Kesal, “Halkın evcilleştirilmesini hedefleyen bu yöntemi, yani sansürün bu halini açık etmeliyiz. Çünkü üzerinde yaşadığımız bu coğrafyanın bir süre sonra söylediklerine kıymet verilmeyen, kendi kendine konuştuğumuz, kendi uyuzumuzu kaşıdığımız bir yere, alana dönüşme ihtimali var. Asıl tehlike burada” dedi.

 

İfade özgürlüğünü etkisizleştirme araçları

Yazar Füruzan oturum boyunca Aziz Nesin’i düşündüğünü, “Yaşasaydı kaç yüzyıllık bir tutukluluk yaşardı?” sorusunu aklından geçirdiğini belirterek uzun zamandır faşizm, gericilik ve aptallığın kol kola gezdiğini söyledi. Son dönemlerde yaşanan baskı sürecine değinen yazar “Bize aktarılan haberlerin ne kadarı açık ve ne kadarına müdahale ediliyor bilmiyoruz. Bunu akıl ile anlarız. Akıl tüm gerçekliği bütün çıplaklığı ile görmektir çünkü” diyerek programlanmış bir yaşam biçimine zorlandığını vurguladı.

Avukat Haluk İnanıcı ise sözlerine “İfade özgürlüğü talebi imkânsızı istemek midir” sorusunu sorarak başladı. Hayatı kavramak için felsefi, bilimsel ve sanatsal bilgiden faydalandığımızı belirten İnanıcı, kendine özgü kavramlar inşa eden bu bilgi kaynaklarından sanatın bizi anlamlı, düşünsel, imgelemsel bir dünyada koşturduğunu vurgulayarak politika ve hukukla ilişkisine değindi.

Kavramsal dünyamızın, hayatı anlama çabamızın kaç beden olacağını politik mücadelenin belirlediğini belirten İnanıcı, “Bu mücadelede de yönetenler ve yönetilenler var.
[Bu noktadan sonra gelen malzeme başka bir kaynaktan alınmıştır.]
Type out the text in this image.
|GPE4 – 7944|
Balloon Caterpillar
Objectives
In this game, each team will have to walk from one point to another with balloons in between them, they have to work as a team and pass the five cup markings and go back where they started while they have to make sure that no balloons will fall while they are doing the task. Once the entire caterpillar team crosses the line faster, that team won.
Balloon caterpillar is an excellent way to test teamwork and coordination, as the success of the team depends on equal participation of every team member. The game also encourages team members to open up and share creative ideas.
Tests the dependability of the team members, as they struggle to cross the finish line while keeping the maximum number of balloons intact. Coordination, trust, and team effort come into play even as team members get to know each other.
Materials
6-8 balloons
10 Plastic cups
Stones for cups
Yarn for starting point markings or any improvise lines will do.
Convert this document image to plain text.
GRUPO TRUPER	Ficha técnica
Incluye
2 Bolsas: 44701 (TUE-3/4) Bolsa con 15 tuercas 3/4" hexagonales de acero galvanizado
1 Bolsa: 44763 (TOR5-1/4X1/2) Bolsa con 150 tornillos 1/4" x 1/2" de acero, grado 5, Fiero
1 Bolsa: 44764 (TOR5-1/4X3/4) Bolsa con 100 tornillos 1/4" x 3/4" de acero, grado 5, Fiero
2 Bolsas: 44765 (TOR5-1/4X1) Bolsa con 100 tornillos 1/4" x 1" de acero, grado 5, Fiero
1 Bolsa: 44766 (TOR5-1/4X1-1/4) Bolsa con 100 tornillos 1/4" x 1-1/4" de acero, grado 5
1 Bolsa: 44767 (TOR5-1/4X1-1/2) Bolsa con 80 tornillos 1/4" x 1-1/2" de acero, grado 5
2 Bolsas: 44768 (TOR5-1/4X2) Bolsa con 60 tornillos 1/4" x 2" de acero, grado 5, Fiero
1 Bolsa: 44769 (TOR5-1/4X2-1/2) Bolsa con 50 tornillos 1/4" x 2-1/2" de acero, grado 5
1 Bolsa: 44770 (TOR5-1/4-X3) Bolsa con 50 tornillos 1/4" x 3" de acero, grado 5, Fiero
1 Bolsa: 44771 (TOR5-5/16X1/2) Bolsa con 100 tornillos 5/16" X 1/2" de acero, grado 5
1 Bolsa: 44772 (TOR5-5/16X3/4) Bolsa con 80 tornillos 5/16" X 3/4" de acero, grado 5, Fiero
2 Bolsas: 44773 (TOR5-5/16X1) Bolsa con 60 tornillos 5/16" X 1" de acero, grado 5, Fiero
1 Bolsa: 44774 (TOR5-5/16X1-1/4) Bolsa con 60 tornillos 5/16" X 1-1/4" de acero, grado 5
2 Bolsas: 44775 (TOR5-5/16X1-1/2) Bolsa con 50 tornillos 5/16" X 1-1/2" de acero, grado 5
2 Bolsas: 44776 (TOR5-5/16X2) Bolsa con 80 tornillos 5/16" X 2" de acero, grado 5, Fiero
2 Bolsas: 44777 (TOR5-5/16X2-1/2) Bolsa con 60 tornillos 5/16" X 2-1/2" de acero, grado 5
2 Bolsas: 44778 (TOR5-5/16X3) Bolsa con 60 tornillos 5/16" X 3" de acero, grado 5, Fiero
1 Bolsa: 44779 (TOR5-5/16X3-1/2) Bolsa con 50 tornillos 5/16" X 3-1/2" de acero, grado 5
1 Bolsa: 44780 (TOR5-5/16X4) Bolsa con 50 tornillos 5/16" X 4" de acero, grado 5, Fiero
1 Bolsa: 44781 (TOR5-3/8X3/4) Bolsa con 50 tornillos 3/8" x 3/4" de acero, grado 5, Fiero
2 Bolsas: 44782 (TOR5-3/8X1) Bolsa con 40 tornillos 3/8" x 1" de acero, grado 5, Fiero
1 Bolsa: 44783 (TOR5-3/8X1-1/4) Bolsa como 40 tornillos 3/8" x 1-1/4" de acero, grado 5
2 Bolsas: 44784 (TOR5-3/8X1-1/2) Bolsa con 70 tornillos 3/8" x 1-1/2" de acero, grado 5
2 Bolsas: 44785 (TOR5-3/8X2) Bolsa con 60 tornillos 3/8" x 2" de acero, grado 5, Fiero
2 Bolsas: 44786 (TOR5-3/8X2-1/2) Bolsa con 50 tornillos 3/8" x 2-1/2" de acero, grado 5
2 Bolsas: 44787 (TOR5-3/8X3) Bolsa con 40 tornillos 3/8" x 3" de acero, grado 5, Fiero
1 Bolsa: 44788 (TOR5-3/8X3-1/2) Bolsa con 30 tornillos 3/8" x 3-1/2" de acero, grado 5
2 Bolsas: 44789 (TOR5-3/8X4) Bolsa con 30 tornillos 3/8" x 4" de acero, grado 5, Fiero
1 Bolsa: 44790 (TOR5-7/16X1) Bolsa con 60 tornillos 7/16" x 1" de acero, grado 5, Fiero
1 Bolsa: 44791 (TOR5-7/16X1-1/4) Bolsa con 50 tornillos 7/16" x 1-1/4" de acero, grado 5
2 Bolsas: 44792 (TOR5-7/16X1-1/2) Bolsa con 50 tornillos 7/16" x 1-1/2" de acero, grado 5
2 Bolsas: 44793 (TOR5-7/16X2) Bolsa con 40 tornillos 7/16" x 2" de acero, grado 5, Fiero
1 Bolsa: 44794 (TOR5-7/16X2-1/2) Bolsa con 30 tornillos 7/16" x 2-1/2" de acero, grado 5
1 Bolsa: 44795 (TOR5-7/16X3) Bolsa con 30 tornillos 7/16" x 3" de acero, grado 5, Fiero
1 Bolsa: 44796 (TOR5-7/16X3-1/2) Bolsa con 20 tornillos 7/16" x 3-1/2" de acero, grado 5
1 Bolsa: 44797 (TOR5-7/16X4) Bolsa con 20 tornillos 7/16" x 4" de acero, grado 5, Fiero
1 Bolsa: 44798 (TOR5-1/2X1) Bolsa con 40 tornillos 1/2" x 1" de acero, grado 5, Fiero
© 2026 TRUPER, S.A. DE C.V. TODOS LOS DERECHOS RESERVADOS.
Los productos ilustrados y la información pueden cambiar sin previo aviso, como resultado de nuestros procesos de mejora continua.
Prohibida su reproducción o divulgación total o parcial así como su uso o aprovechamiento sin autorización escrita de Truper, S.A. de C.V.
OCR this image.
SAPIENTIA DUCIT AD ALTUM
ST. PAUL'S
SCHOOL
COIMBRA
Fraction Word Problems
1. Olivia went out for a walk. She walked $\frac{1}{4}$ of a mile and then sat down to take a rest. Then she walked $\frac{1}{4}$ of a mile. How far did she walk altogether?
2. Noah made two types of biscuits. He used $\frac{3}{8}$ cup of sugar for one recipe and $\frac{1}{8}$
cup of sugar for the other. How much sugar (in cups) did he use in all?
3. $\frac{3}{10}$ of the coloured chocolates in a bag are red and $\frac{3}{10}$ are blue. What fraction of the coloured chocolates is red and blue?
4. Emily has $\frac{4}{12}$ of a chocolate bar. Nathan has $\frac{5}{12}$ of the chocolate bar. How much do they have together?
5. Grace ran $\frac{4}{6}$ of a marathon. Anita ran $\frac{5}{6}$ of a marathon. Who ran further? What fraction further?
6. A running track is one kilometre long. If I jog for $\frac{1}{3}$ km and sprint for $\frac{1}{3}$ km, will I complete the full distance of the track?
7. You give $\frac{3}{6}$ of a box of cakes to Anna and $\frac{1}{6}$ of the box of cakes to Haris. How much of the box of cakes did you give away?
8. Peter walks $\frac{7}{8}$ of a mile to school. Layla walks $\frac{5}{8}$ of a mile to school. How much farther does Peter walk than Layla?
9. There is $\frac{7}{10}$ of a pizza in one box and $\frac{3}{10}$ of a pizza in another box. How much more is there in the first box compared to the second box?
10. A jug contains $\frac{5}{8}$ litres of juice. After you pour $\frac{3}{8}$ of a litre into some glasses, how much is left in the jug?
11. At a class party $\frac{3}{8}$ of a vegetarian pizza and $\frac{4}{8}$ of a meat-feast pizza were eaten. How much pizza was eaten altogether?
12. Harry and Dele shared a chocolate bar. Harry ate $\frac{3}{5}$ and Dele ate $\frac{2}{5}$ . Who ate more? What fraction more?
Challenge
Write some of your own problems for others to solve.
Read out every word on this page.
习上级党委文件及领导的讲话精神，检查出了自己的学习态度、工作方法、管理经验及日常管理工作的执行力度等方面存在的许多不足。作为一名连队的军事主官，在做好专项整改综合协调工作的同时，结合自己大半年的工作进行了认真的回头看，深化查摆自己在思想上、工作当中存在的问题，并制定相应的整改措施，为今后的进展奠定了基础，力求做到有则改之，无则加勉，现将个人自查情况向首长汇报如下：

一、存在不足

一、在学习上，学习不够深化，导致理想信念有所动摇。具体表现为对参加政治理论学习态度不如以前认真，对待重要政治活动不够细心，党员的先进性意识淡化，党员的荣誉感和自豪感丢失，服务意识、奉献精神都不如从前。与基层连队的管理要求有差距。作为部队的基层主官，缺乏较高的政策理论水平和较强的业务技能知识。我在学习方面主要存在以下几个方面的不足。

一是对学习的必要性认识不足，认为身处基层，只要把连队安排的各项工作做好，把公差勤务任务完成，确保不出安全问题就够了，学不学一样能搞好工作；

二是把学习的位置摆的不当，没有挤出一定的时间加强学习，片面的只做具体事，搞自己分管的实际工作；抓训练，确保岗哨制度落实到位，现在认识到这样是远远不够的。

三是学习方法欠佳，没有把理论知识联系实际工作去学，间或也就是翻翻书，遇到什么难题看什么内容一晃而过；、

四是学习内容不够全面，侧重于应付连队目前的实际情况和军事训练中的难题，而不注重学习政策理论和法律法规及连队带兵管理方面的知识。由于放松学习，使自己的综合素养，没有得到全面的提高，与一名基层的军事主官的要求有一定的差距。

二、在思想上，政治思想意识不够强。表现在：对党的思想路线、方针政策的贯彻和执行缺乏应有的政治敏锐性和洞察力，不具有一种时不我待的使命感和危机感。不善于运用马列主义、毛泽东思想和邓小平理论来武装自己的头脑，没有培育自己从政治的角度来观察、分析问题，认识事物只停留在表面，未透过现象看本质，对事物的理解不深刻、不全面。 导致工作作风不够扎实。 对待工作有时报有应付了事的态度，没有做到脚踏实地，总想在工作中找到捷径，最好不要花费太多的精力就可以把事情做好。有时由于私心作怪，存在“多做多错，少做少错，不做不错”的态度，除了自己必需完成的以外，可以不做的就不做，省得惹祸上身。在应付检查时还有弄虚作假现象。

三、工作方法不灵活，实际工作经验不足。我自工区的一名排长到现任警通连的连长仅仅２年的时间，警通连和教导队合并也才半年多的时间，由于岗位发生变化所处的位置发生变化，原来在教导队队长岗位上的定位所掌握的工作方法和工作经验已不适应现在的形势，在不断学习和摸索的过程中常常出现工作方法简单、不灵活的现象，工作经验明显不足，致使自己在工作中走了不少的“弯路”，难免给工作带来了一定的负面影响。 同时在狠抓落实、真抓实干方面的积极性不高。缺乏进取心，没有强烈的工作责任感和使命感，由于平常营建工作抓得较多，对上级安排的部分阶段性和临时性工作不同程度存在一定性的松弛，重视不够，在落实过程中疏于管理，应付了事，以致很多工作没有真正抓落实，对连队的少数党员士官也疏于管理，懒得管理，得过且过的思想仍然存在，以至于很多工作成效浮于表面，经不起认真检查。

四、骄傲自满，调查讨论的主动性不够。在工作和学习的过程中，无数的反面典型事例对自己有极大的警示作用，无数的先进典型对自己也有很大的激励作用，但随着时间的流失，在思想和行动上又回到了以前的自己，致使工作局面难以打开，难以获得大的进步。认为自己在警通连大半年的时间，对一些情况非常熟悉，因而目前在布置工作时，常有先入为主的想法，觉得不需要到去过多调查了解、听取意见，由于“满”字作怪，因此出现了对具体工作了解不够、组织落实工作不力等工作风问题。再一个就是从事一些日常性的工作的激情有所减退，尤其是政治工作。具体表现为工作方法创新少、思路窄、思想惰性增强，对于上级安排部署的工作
Yönetenler bu mücadeleye bilginin nasıl kullanılacağını kontrol altına almak, yönetilenler ise iktidarı sınırlamak, yönetime katılma kapasitesini artırmak açısından bakar. Sansür de bu noktada ortaya çıkar” diyerek modern toplumlarda iktidarların ideolojiler aracılığıyla rıza yöntemiyle süreklilik sağladığını vurguladı. Antidemokratik toplumlarda bilginin dikte edildiğini belirten İnanıcı, bu yüzden bilgi kaynaklarına, doğru bilgiye, sanatsal bilgiye erişme ihtiyacının hayati önemi olduğuna değindi.

Sanatta ifade özgürlüğünü boğma, etkisizleştirme araçlarının devlet bünyesinde geliştirildiğini söyleyen İnanıcı, tüketim toplumu olma durumuna işaret ederek “Modern toplumlar değer üzerine kurulmuş toplumlardır ama her şeyin değersizleştiği, sadece tüketimin egemen olduğu bir dünyada sanatta ifade özgürlüğü de değerden uzaklaşıp başka bir şeye dönüşüyor. Bize insan olduğumuzu hatırlatan sanatsal faaliyetler hakim eğlence kültürüyle de etkisizleştirilmeye çalışılıyor” dedi.